The remote laser application’s second stage includes a rotary table that moves the front and rear doors into the laser cabin where two SmartLaser robots join the materials together.

The increased positioning speed and accuracy with the remote laser application played a part in why FCA decided to move in this direction. Conventional robotic heads need to be repositioned to implement multiple welding stitches, while this robotic laser technology allows positioning to be modified by adjusting the working angle of the beam and its focal length. The result is a process that is faster than the traditional welding, providing two laser stitches per second.

Another reason is the reduction of material it enables for the doorframes. According to Comau, remote laser welding makes it possible to reduce the product flange width by up to 5 mm. This not only reduces part weight, but can also provide the manufacturer with other product characteristics, such as driver visibility in this case. The laser technology also allows for single-sided joining, providing manufacturers with alternative production techniques.

“One of the challenges that we face is to monitor the dimples being formed,” Lloyd says. “We have an external system for diagnostics that checks process parameters in real time and compares these against a control group of standards.”

The machine control, including the laser-head fixture and robots, are performed by a PLC on a Profibus network. There also is a supervisory PLC that oversees the production system performance and communicates data to FCA’s manufacturing execution system (MES). The MES oversees quality metrics, power, energy management of the laser, and safety and location settings.

The SmartLaser robots have a total of seven axes, with four tied to the robotic movement. The remote laser head also requires three axes. For the remote laser application, the robotic master control is done by a single C5G control unit with Profibus slave communication between the laser source and the head unit.

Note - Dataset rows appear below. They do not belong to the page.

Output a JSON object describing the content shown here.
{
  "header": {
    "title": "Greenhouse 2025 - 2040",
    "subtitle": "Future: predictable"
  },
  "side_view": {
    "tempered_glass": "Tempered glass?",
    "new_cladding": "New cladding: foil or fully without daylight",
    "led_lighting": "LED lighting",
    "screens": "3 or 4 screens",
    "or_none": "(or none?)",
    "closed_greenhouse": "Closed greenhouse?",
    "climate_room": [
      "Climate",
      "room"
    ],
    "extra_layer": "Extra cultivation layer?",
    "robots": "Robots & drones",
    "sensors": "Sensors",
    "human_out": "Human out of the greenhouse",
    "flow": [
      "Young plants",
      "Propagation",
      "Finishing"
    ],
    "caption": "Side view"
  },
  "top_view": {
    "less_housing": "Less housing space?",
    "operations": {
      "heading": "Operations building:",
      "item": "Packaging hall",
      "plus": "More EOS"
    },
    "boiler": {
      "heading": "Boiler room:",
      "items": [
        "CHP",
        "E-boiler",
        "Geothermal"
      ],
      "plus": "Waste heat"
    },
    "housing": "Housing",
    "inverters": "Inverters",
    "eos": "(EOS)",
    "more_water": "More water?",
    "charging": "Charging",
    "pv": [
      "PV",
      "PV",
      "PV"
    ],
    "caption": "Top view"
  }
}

From a meter away, the integrated robotic laser system can move the 4 kW beam’s focus to produce a 6 mm-diameter weld. This range and efficiency produces fewer movements for the system, and increases the hot phases of the laser due to the speed of the optical cavity mirrors.

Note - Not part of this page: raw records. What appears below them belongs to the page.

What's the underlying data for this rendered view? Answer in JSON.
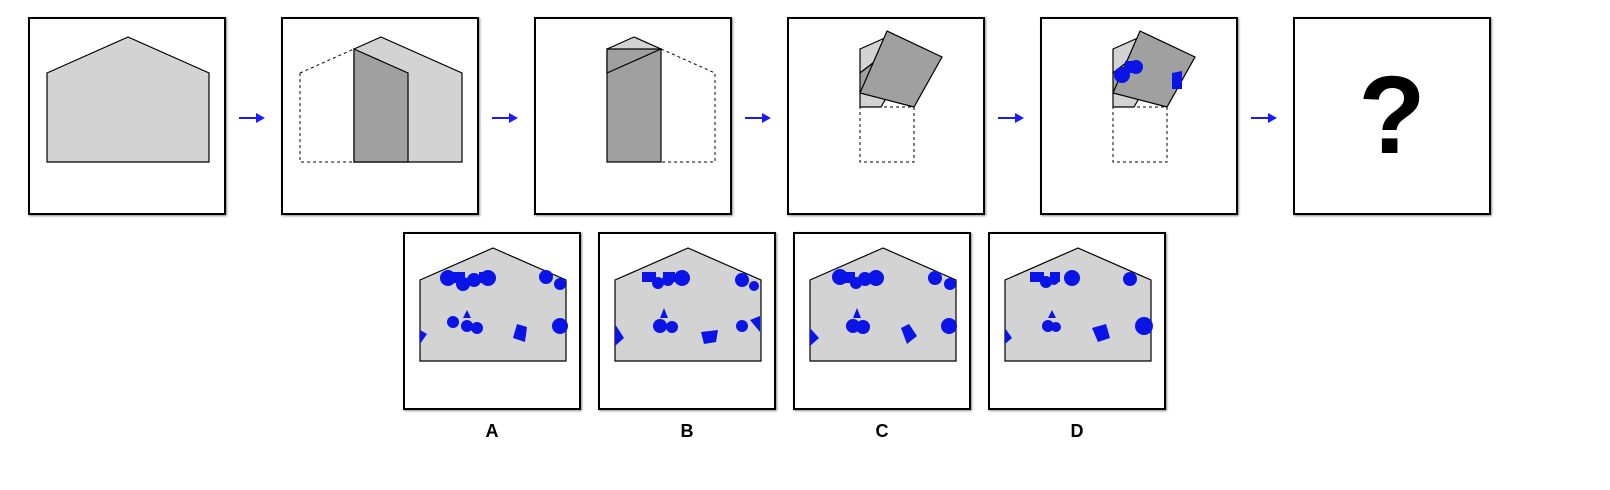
{
  "colors": {
    "paper": "#d3d3d3",
    "fold": "#a0a0a0",
    "hole": "#0a14e6",
    "arrow": "#1a1aff",
    "outline": "#000000"
  },
  "question_mark": "?",
  "options": [
    {
      "label": "A"
    },
    {
      "label": "B"
    },
    {
      "label": "C"
    },
    {
      "label": "D"
    }
  ]
}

At the Melfi plant, this remote laser system produces 55 units per hour, with a cycle time of 62 seconds for this two-step process.

The third robotic application at FCA includes a dedicated laser cutting line for the car’s front-end body. Using integrated laser optics, two Smart5 NJ110 robots execute cutting paths within narrow tolerances.

With disruption in the global automotive industry, production methods are changing quickly and suppliers are showing that they can keep up on the technology side.